Our Administration thought that the French were with us, that French had dispatched their top general to Centcom, Chirac had promised the President (to support the United States against Saddam). Villepin the foreign minister had promised Powell. They said they were with us, and they weren’t. ...

So then de Villepin goes outside at noontime. ... Powell is actually watching Fox News… as de Villepin goes on TV … And that’s when he announces to the world that France will never ever support the use of force against Saddam Hussein. ... Powell’s jaw dropped to the floor….

It was a carefully planned ambush. Timmerman summed it up by saying that...

Chirac lied to the President of the United States, and then he ordered his Foreign Minister Dominique de Villepin to do the same thing with Colin Powell.

And then, they pulled the plug.

That was the prelude; here is the punchline:

The French forgery about Niger led straight to Wilson’s bogus trip to Africa....

Joseph Wilson had intimate French connections for many years before his mint tea-sipping journey to Niger. In fact, he met his first wife at the French Embassy in Washington. His second wife, Jacqueline, to whom he was still married when he took up with Valerie Plame, was a former French diplomat. There is even a report that she was a “cultural attaché” in Francophone Africa, a post often used as cover for intelligence operatives, though this remains quite a murky point, as tradecraft suggests it should.

Today Wilson claims to be a business agent for “African mining companies.” But Niger’s mines are owned by a French consortium, which operates cheek-by-jowl with the Quai d’Orsay. Niger itself is a semi-colony of France. No uranium sales go on there without the full knowledge and consent of the French government. Valerie [Wilson] was quoted in a CIA memo as saying that “my husband has good relations with both the PM [prime minister] and the former Minister of Mines (not to mention lots of French contacts)...” Lots of French contacts, indeed. [emphasis added]

Didja catch that one line? France could very well have been selling yellowcake uranium to Saddam Hussein. That's certainly not something that they would have wanted to become public information, so they cultivate, or at least make common cause with, useful "assets" in the American government who share the French objective of destroying the Bush Administration to kill possibly two birds with one lie - that Bush "lied about Iraq's WMD." You have to admit, it sounds all too plausible.

Especially in light of Wilson's earlier (1999) trip to Niger (via the American Thinker), the purpose of which was to....

...broker what I believe were ongoing sales of Uranium from Niger to other rogue nations including Iraq.
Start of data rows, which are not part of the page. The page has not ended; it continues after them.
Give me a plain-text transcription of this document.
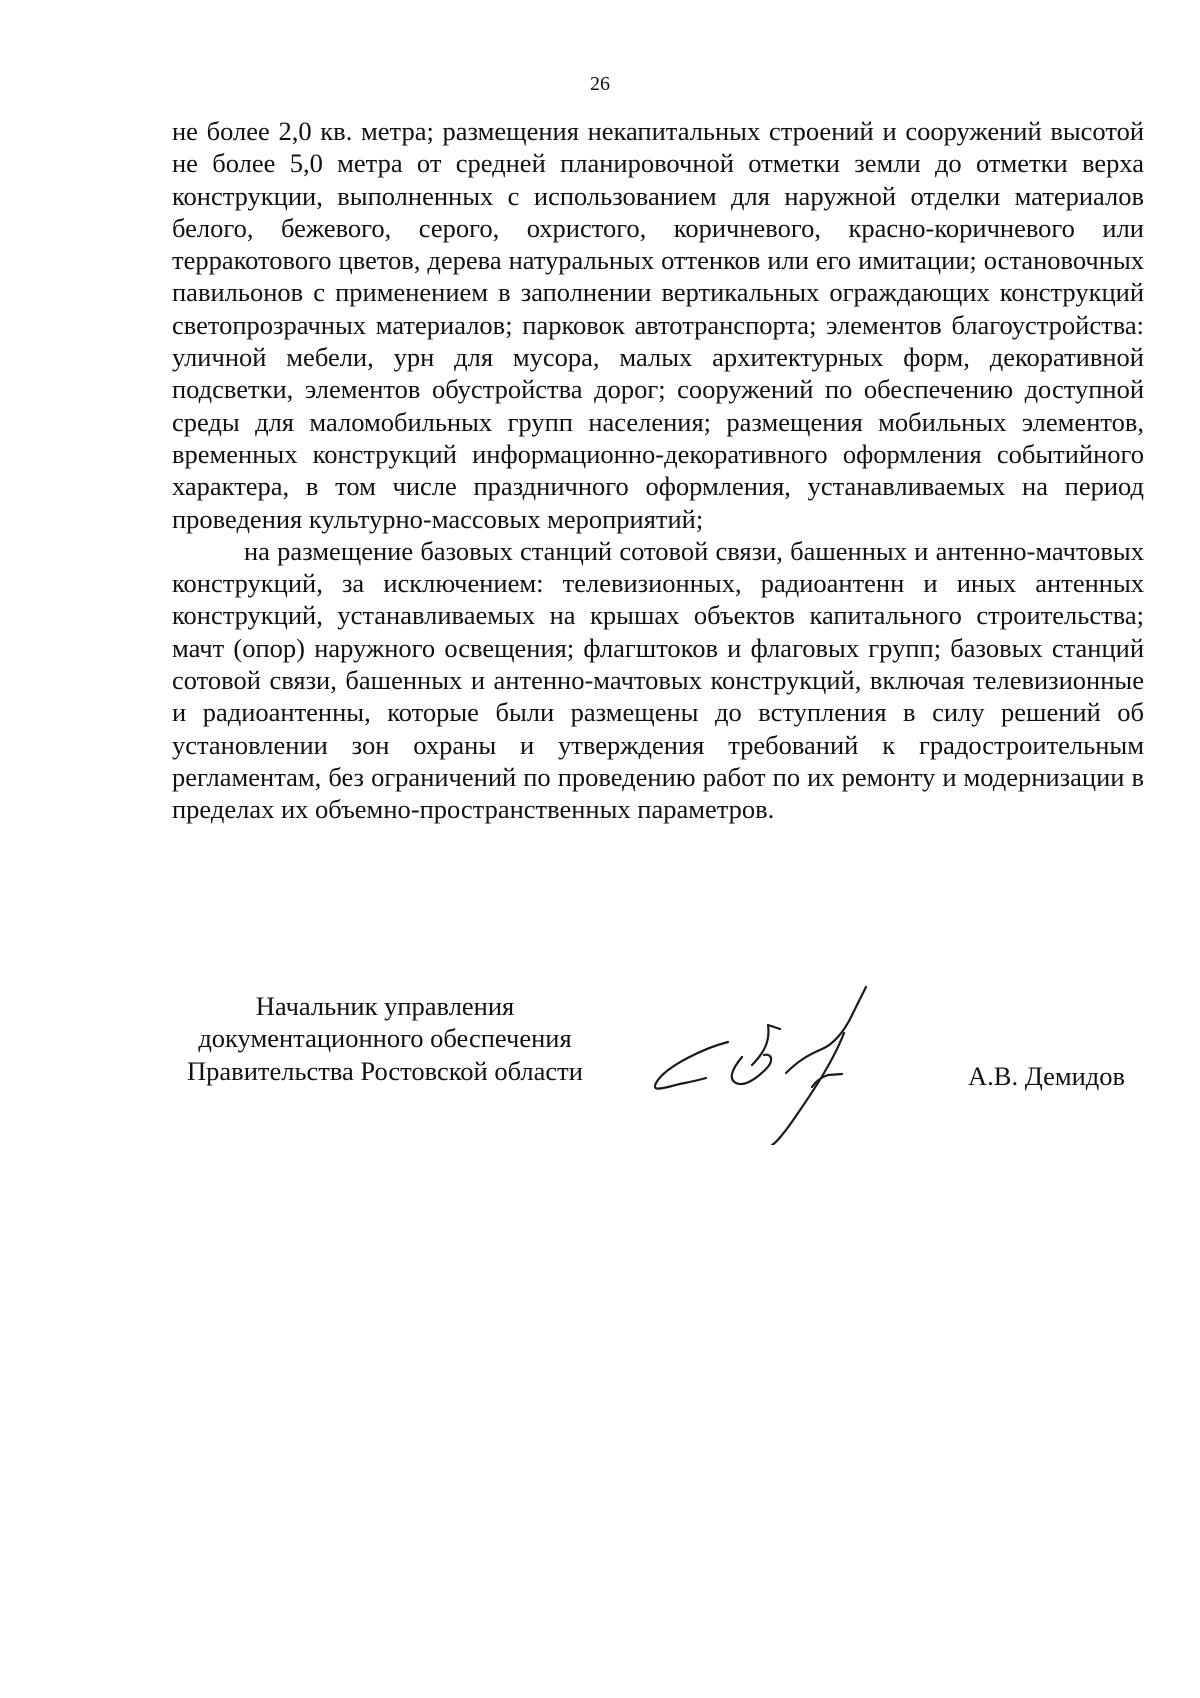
26

не более 2,0 кв. метра; размещения некапитальных строений и сооружений высотой не более 5,0 метра от средней планировочной отметки земли до отметки верха конструкции, выполненных с использованием для наружной отделки материалов белого, бежевого, серого, охристого, коричневого, красно-коричневого или терракотового цветов, дерева натуральных оттенков или его имитации; остановочных павильонов с применением в заполнении вертикальных ограждающих конструкций светопрозрачных материалов; парковок автотранспорта; элементов благоустройства: уличной мебели, урн для мусора, малых архитектурных форм, декоративной подсветки, элементов обустройства дорог; сооружений по обеспечению доступной среды для маломобильных групп населения; размещения мобильных элементов, временных конструкций информационно-декоративного оформления событийного характера, в том числе праздничного оформления, устанавливаемых на период проведения культурно-массовых мероприятий;

на размещение базовых станций сотовой связи, башенных и антенно-мачтовых конструкций, за исключением: телевизионных, радиоантенн и иных антенных конструкций, устанавливаемых на крышах объектов капитального строительства; мачт (опор) наружного освещения; флагштоков и флаговых групп; базовых станций сотовой связи, башенных и антенно-мачтовых конструкций, включая телевизионные и радиоантенны, которые были размещены до вступления в силу решений об установлении зон охраны и утверждения требований к градостроительным регламентам, без ограничений по проведению работ по их ремонту и модернизации в пределах их объемно-пространственных параметров.

Начальник управления
документационного обеспечения
Правительства Ростовской области	А.В. Демидов
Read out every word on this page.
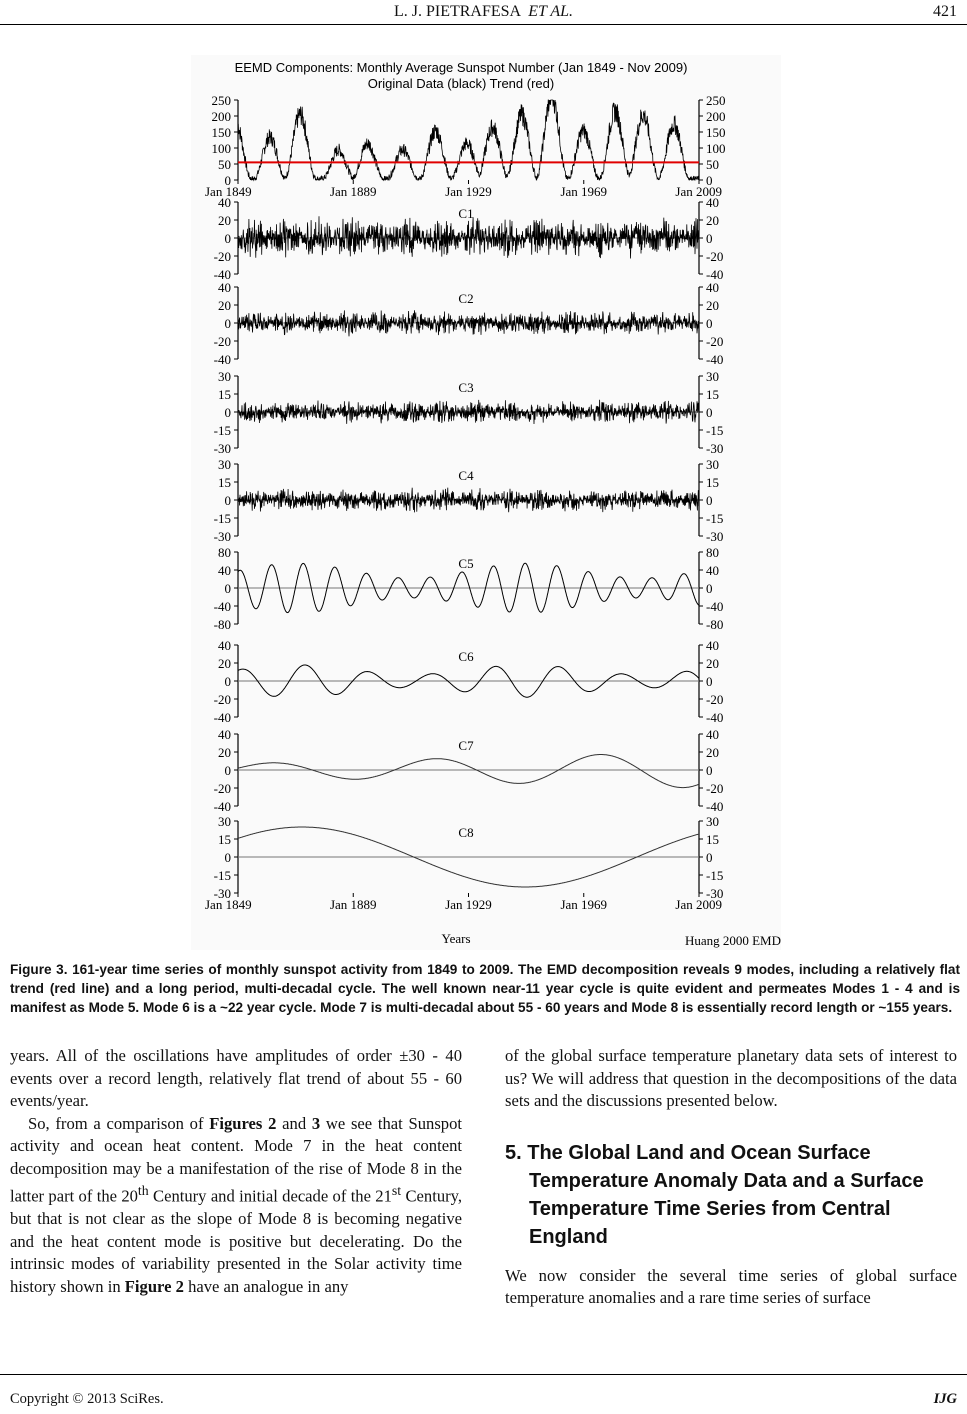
L. J. PIETRAFESA ET AL.	421
EEMD Components: Monthly Average Sunspot Number (Jan 1849 - Nov 2009)
Original Data (black) Trend (red)
Years	Huang 2000 EMD
250
200
150
100
50
0
250
200
150
100
50
0
Jan 1849	Jan 1889	Jan 1929	Jan 1969	Jan 2009
40
20
0
-20
-40
40
20
0
-20
-40
C1
40
20
0
-20
-40
40
20
0
-20
-40
C2
30
15
0
-15
-30
30
15
0
-15
-30
C3
30
15
0
-15
-30
30
15
0
-15
-30
C4
80
40
0
-40
-80
80
40
0
-40
-80
C5
40
20
0
-20
-40
40
20
0
-20
-40
C6
40
20
0
-20
-40
40
20
0
-20
-40
C7
30
15
0
-15
-30
30
15
0
-15
-30
C8
Jan 1849	Jan 1889	Jan 1929	Jan 1969	Jan 2009
Figure 3. 161-year time series of monthly sunspot activity from 1849 to 2009. The EMD decomposition reveals 9 modes, including a relatively flat trend (red line) and a long period, multi-decadal cycle. The well known near-11 year cycle is quite evident and permeates Modes 1 - 4 and is manifest as Mode 5. Mode 6 is a ~22 year cycle. Mode 7 is multi-decadal about 55 - 60 years and Mode 8 is essentially record length or ~155 years.

years. All of the oscillations have amplitudes of order ±30 - 40 events over a record length, relatively flat trend of about 55 - 60 events/year.

So, from a comparison of Figures 2 and 3 we see that Sunspot activity and ocean heat content. Mode 7 in the heat content decomposition may be a manifestation of the rise of Mode 8 in the latter part of the 20th Century and initial decade of the 21st Century, but that is not clear as the slope of Mode 8 is becoming negative and the heat content mode is positive but decelerating. Do the intrinsic modes of variability presented in the Solar activity time history shown in Figure 2 have an analogue in any

of the global surface temperature planetary data sets of interest to us? We will address that question in the decompositions of the data sets and the discussions presented below.

5. The Global Land and Ocean Surface Temperature Anomaly Data and a Surface Temperature Time Series from Central England

We now consider the several time series of global surface temperature anomalies and a rare time series of surface

Copyright © 2013 SciRes.	IJG
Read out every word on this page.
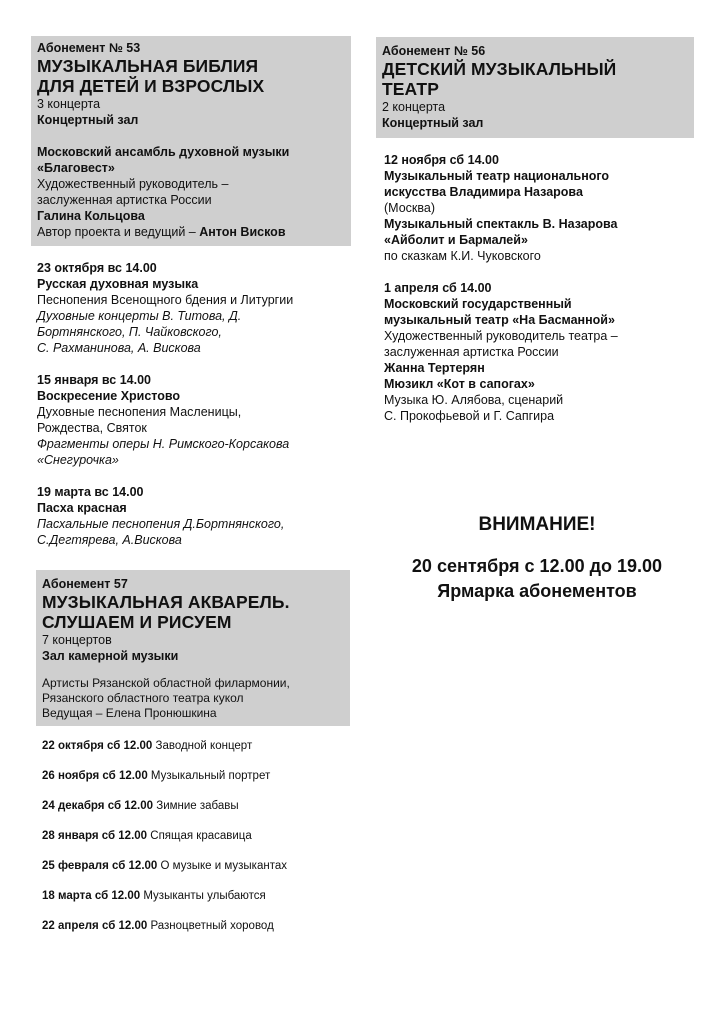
Абонемент № 53
МУЗЫКАЛЬНАЯ БИБЛИЯ
ДЛЯ ДЕТЕЙ И ВЗРОСЛЫХ
3 концерта
Концертный зал
Московский ансамбль духовной музыки
«Благовест»
Художественный руководитель –
заслуженная артистка России
Галина Кольцова
Автор проекта и ведущий – Антон Висков
23 октября вс 14.00
Русская духовная музыка
Песнопения Всенощного бдения и Литургии
Духовные концерты В. Титова, Д.
Бортнянского, П. Чайковского,
С. Рахманинова, А. Вискова
15 января вс 14.00
Воскресение Христово
Духовные песнопения Масленицы,
Рождества, Святок
Фрагменты оперы Н. Римского-Корсакова
«Снегурочка»
19 марта вс 14.00
Пасха красная
Пасхальные песнопения Д.Бортнянского,
С.Дегтярева, А.Вискова
Абонемент 57
МУЗЫКАЛЬНАЯ АКВАРЕЛЬ.
СЛУШАЕМ И РИСУЕМ
7 концертов
Зал камерной музыки
Артисты Рязанской областной филармонии,
Рязанского областного театра кукол
Ведущая – Елена Пронюшкина
22 октября сб 12.00 Заводной концерт
26 ноября сб 12.00 Музыкальный портрет
24 декабря сб 12.00 Зимние забавы
28 января сб 12.00 Спящая красавица
25 февраля сб 12.00 О музыке и музыкантах
18 марта сб 12.00 Музыканты улыбаются
22 апреля сб 12.00 Разноцветный хоровод
Абонемент № 56
ДЕТСКИЙ МУЗЫКАЛЬНЫЙ
ТЕАТР
2 концерта
Концертный зал
12 ноября сб 14.00
Музыкальный театр национального
искусства Владимира Назарова
(Москва)
Музыкальный спектакль В. Назарова
«Айболит и Бармалей»
по сказкам К.И. Чуковского
1 апреля сб 14.00
Московский государственный
музыкальный театр «На Басманной»
Художественный руководитель театра –
заслуженная артистка России
Жанна Тертерян
Мюзикл «Кот в сапогах»
Музыка Ю. Алябова, сценарий
С. Прокофьевой и Г. Сапгира
ВНИМАНИЕ!
20 сентября с 12.00 до 19.00
Ярмарка абонементов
Of course detractors note that since France controlled the mines, this would be impossible, but the findings of the Oil for Food Scandal are shedding a differing light on COGEMA.

In essence, what you had was a “cake” laundering operation, and the “washing machine” was the cache located at Al Tuwaitha. So long as the amount remained the same, no one would ever know. This is so simple (crooked cops do it with cocaine in the evidence room), etc.Of course there would be one caveat and this is key and not surprising. The IAEA would have had to have “blinked” once in a while.

Scandalous? Yes, but that the IAEA might not have been so suspect if frustrated by the Bush Administration killing the Golden Goose, they showed their hand in October of 2004 by leaking the story of missing munitions at Al-Qaqaa. Make no mistake, the move was to defeat Bush and thus, get the ‘heat off” as a Kerry administration would have canned any further scrutiny into the Oil for Food Scandal. [emphases added]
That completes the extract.